E se, durante as grandes competições mundiais de surf, fosse possível apurar, ao centímetro, o tamanho de cada onda, minutos depois dela ser surfada? Esta é uma realidade muito ambicionada pelos atletas, que querem bater recordes, vencer prémios e conquistar patrocínios.
Actualmente, a altura de cada onda gigante é calculada através de registos fotográficos, tendo em conta a altura do surfista e a sua posição na onda, um método que dá espaço a polémicas.
O actual detentor da maior onda do mundo surfada é o alemão Sebastian Steudtner, que ‘navegou’ por uma onda de 26,21 metros em 2020, na Praia do Norte. No entanto, em Janeiro deste ano, o brasileiro Lucas ‘Chumbo’ defendeu que surfou uma onda entre os 27 e os 30 metros, que ainda não foi homologada pelo Guinness World Records.
O projecto Big Wave Tracker, aplicado na Nazaré, vai ajudar a dissipar estas dúvidas e, ao mesmo tempo, permitir adquirir mais conhecimento científico sobre cada onda. Pedro Almeida, cientista sénior da CoLAB +Atlantic e coordenador de uma equipa da instituição que trabalha com o desenvolvimento de aplicações marinhas e costeiras, explica o âmbito desta tecnologia. “Começámos exactamente e por causa da questão desportiva. Havia muito pouco consenso na maneira como são definidas as alturas das ondas e os próprios recordes são baseados nessas medições que não são, de todo, científicas.”
O especialista adianta que o protótipo já desenvolvido, através de um algoritmo, consegue “acompanhar a onda” no momento em que ela é surfada, desde a sua formação à rebentação na praia.
O Big Wave Tracker tem o potencial de alterar a forma como o surf é visto em todo o mundo. Por um lado, os surfistas podem analisar, com mais precisão, o seu desempenho e a forma como a onda se desenvolveu. Por outro, o público pode também conhecer os detalhes de cada onda e ter a certeza de que estão perante um recorde do mundo.
“Queremos demonstrar que isto é útil. Tem interesse para os campeonatos, mas também para o público em geral e para quem quer compreender melhor este fenómeno”, afirma Pedro Almeida.
Os testes já decorrem há vários meses e o responsável do projecto adianta que os surfistas têm mostrado curiosidade em experimentar esta nova forma de medição. A World Surf League também está a acompanhar o projecto que, neste momento, precisa de financiamento para ser aplicado.
Para já, o protótipo ainda não permite apurar a informação de cada onda a tempo real. Mas esta realidade “é claramente possível”. Só falta “infra-estrutura”, garante Pedro Almeida. “Temos em cima da mesa essa questão, que tem vindo a surgir, e a World Surf League interessa-se por esse formato.”
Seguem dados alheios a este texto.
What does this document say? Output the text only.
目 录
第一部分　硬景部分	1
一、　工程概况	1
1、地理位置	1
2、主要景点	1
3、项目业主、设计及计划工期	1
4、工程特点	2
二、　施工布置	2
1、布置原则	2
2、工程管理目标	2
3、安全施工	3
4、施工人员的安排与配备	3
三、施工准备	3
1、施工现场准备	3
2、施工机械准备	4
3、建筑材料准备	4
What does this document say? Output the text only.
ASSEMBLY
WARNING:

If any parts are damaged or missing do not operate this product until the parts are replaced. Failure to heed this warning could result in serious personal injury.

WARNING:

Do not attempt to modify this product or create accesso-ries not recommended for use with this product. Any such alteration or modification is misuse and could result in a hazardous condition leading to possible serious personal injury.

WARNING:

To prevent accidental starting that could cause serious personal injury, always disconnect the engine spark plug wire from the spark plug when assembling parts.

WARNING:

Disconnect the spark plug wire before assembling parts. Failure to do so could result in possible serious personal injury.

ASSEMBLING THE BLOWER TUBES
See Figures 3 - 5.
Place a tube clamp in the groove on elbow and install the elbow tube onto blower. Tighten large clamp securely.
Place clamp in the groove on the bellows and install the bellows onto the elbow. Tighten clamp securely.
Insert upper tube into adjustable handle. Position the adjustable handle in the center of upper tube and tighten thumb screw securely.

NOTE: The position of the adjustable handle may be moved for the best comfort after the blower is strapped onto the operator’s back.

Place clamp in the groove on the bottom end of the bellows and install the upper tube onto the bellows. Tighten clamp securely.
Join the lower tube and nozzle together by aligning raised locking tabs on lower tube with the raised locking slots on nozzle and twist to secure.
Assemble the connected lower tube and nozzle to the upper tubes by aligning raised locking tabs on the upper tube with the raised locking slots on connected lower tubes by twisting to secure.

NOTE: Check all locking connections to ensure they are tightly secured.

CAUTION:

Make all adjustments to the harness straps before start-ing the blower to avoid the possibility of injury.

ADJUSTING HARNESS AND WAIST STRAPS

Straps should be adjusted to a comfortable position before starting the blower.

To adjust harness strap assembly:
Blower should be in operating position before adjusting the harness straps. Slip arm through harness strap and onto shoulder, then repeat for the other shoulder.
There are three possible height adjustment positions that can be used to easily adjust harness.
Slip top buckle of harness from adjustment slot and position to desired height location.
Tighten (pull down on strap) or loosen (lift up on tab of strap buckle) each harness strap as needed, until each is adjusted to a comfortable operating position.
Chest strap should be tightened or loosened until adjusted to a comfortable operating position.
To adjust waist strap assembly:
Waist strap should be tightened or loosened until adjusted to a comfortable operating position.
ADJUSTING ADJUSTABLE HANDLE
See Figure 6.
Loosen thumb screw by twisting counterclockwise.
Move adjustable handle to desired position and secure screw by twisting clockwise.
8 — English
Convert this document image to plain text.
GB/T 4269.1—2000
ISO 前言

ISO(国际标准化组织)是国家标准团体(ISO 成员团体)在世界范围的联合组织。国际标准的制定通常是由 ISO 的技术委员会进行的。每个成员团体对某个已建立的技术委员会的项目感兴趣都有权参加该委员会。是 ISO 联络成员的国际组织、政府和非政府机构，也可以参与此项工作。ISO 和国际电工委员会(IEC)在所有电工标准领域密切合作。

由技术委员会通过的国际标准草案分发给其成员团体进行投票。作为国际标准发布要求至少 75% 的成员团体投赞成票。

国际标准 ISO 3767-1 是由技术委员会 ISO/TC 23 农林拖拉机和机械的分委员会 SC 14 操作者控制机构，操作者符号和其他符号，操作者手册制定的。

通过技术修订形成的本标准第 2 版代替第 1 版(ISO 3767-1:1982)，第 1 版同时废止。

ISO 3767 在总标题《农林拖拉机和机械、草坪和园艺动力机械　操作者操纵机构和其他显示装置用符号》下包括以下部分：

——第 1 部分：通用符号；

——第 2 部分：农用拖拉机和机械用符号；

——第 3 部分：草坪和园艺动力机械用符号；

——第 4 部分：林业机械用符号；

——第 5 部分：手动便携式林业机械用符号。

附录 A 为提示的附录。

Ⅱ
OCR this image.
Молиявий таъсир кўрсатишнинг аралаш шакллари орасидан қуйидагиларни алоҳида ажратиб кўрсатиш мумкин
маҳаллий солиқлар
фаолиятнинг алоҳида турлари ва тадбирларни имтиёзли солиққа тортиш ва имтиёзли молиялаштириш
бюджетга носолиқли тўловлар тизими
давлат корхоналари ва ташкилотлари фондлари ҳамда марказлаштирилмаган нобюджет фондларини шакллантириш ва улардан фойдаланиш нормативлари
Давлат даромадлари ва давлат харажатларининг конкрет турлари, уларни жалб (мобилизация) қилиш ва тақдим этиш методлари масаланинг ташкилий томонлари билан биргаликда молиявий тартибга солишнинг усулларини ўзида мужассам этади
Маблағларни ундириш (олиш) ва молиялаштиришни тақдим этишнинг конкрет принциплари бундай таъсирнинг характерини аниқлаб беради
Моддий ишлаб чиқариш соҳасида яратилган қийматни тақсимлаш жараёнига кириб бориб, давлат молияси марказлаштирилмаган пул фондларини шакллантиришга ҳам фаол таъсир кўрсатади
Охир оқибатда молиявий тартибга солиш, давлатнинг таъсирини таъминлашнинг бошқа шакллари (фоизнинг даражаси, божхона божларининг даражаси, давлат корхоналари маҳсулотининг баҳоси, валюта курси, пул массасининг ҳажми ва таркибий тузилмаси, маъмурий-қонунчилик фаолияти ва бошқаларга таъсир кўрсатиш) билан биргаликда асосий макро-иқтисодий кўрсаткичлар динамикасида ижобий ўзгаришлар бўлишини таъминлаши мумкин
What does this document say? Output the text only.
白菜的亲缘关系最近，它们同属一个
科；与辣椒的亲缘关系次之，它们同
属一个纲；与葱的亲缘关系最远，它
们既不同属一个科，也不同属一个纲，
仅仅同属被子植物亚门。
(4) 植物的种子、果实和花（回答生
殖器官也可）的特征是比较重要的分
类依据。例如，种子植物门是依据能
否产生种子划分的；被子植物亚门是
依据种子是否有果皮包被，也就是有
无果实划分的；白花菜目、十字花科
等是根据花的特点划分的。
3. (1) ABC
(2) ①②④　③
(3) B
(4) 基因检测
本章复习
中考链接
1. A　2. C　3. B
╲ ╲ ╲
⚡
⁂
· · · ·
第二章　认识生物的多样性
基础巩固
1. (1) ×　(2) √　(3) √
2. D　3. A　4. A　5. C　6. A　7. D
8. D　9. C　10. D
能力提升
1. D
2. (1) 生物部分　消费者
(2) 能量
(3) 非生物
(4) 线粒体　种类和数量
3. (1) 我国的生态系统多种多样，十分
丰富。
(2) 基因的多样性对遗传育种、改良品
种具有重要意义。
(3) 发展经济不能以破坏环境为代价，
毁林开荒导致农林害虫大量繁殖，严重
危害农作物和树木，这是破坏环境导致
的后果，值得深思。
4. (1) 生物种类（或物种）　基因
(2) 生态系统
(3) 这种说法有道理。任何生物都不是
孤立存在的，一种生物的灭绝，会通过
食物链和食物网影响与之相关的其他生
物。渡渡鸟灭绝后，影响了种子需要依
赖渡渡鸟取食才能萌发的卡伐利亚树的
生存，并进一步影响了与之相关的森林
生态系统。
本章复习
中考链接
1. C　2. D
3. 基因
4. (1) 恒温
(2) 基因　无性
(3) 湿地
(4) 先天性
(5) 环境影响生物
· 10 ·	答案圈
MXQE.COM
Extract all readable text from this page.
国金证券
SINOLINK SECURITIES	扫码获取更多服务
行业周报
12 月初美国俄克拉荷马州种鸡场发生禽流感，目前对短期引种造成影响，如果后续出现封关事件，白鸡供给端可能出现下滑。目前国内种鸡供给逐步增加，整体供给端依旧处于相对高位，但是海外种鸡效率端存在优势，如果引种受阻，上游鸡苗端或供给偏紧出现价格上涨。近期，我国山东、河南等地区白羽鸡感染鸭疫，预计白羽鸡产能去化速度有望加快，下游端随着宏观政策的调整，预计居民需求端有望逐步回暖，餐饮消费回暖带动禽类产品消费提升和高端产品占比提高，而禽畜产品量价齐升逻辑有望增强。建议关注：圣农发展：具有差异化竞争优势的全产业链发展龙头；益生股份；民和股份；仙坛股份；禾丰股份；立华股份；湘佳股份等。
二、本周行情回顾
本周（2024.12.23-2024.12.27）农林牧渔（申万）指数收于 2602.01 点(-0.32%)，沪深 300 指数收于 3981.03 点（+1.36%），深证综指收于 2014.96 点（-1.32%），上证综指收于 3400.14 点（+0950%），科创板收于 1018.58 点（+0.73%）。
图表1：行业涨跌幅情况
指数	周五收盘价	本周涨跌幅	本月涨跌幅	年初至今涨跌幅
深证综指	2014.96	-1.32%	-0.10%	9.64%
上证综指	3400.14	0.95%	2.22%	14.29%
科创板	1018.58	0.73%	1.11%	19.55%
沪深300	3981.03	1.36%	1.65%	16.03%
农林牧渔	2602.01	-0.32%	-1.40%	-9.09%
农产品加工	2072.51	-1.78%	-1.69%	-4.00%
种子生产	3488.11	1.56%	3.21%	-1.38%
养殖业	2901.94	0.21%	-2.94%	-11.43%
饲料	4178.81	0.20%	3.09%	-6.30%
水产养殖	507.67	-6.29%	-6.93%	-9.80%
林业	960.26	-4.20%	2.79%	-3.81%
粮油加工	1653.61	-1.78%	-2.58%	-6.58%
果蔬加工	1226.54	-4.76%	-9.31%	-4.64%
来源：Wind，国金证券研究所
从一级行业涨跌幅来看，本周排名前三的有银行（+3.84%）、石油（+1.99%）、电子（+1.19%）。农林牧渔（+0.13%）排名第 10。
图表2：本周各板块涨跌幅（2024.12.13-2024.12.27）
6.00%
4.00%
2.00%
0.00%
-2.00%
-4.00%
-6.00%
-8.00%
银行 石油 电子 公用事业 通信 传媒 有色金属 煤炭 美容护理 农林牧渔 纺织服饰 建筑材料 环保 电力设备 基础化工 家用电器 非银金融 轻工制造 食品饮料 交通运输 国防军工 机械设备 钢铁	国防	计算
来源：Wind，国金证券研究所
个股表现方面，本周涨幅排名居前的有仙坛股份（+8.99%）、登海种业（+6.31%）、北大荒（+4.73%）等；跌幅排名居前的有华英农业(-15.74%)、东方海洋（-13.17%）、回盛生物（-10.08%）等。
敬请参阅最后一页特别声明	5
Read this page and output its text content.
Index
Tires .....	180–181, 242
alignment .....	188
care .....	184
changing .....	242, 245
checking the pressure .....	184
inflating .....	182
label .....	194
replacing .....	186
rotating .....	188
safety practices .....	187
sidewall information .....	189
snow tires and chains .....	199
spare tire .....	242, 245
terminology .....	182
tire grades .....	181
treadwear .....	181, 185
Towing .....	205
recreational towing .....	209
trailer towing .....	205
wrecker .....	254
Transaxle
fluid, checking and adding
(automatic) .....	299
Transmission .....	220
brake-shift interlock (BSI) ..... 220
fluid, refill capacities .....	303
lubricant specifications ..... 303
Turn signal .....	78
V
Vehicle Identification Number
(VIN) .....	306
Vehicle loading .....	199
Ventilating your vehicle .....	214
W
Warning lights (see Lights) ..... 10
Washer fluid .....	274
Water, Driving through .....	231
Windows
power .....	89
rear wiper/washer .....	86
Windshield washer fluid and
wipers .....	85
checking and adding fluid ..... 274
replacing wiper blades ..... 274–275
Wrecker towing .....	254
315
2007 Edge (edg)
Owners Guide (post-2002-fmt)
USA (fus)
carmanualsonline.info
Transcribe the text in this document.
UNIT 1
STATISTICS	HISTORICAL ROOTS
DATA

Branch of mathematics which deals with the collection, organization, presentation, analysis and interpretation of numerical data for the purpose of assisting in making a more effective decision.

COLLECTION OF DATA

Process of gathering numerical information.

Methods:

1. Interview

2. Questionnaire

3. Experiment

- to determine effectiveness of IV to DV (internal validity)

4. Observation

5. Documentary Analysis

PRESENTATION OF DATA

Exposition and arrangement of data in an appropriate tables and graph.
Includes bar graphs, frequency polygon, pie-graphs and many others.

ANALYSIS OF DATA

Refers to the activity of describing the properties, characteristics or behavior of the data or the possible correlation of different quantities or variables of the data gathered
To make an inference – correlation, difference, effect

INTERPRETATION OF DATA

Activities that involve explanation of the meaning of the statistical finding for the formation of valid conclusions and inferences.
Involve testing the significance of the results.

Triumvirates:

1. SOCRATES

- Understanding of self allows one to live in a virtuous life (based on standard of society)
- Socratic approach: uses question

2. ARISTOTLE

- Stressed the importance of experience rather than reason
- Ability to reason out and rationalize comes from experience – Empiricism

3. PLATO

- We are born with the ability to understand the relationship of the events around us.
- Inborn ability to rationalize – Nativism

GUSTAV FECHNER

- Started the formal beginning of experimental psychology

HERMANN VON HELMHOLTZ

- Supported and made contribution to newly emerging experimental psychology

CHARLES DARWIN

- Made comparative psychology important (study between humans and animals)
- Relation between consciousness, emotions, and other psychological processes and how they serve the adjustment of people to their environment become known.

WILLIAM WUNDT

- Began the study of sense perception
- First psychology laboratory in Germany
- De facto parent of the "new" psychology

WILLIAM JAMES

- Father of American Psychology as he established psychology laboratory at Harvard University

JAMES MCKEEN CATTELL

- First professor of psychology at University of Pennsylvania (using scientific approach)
Neste projecto, o Município da Nazaré apoia o CoLAB +Atlantic com a abertura do Forte de São Miguel e oferta de acomodação aos cientistas envolvidos nos estudos e Salvador Formiga, vereador da autarquia com o pelouro da Economia e do Mar, defende que o Big Wave Tracker tem a capacidade de “transportar o desporto das ondas gigantes para um patamar impensável há uns anos”.
Os estudos têm atraído diversas comitivas de cientistas de vários pontos do Mundo e, além da componente desportiva, o lado da ciência associada ao Canhão da Nazaré também está a captar atenções para este concelho. “Queremos que a Nazaré seja procurada não apenas pelo surf, mas também pelos cientistas”, vincou o vereador, ao classificar esta tecnologia como “o VAR das ondas gigantes”.
O cientista Pedro Almeida explica que o Big Wave Tracker vai acompanhar todo o desenvolvimento das ondas
Benefícios são “enormes”
Um dos surfistas que mais tem estado em contacto com o Big Wave Tracker é João Macedo, o primeiro surfista profissional português e europeu a qualificar-se para o Mundial de Ondas Gigantes.
O atleta garante que os benefícios deste projecto “são enormes” e que a união entre a ciência e a “arte do surf” pode trazer mais adeptos para o desporto. “Aquilo que a comunidade quer é que a ciência sirva a parte técnica do surf, mas que esta tenha a última palavra”, já que os prémios não dependem só da altura da onda, mas principalmente da técnica aplicada e do risco associado a cada onda, aspectos só calculados a olho nu.
O surfista acredita que, da Nazaré, o Big Wave Tracker pode, e deve, ser catapultado para outros dos maiores palcos das ondas gigantes, como o Havai ou Califórnia.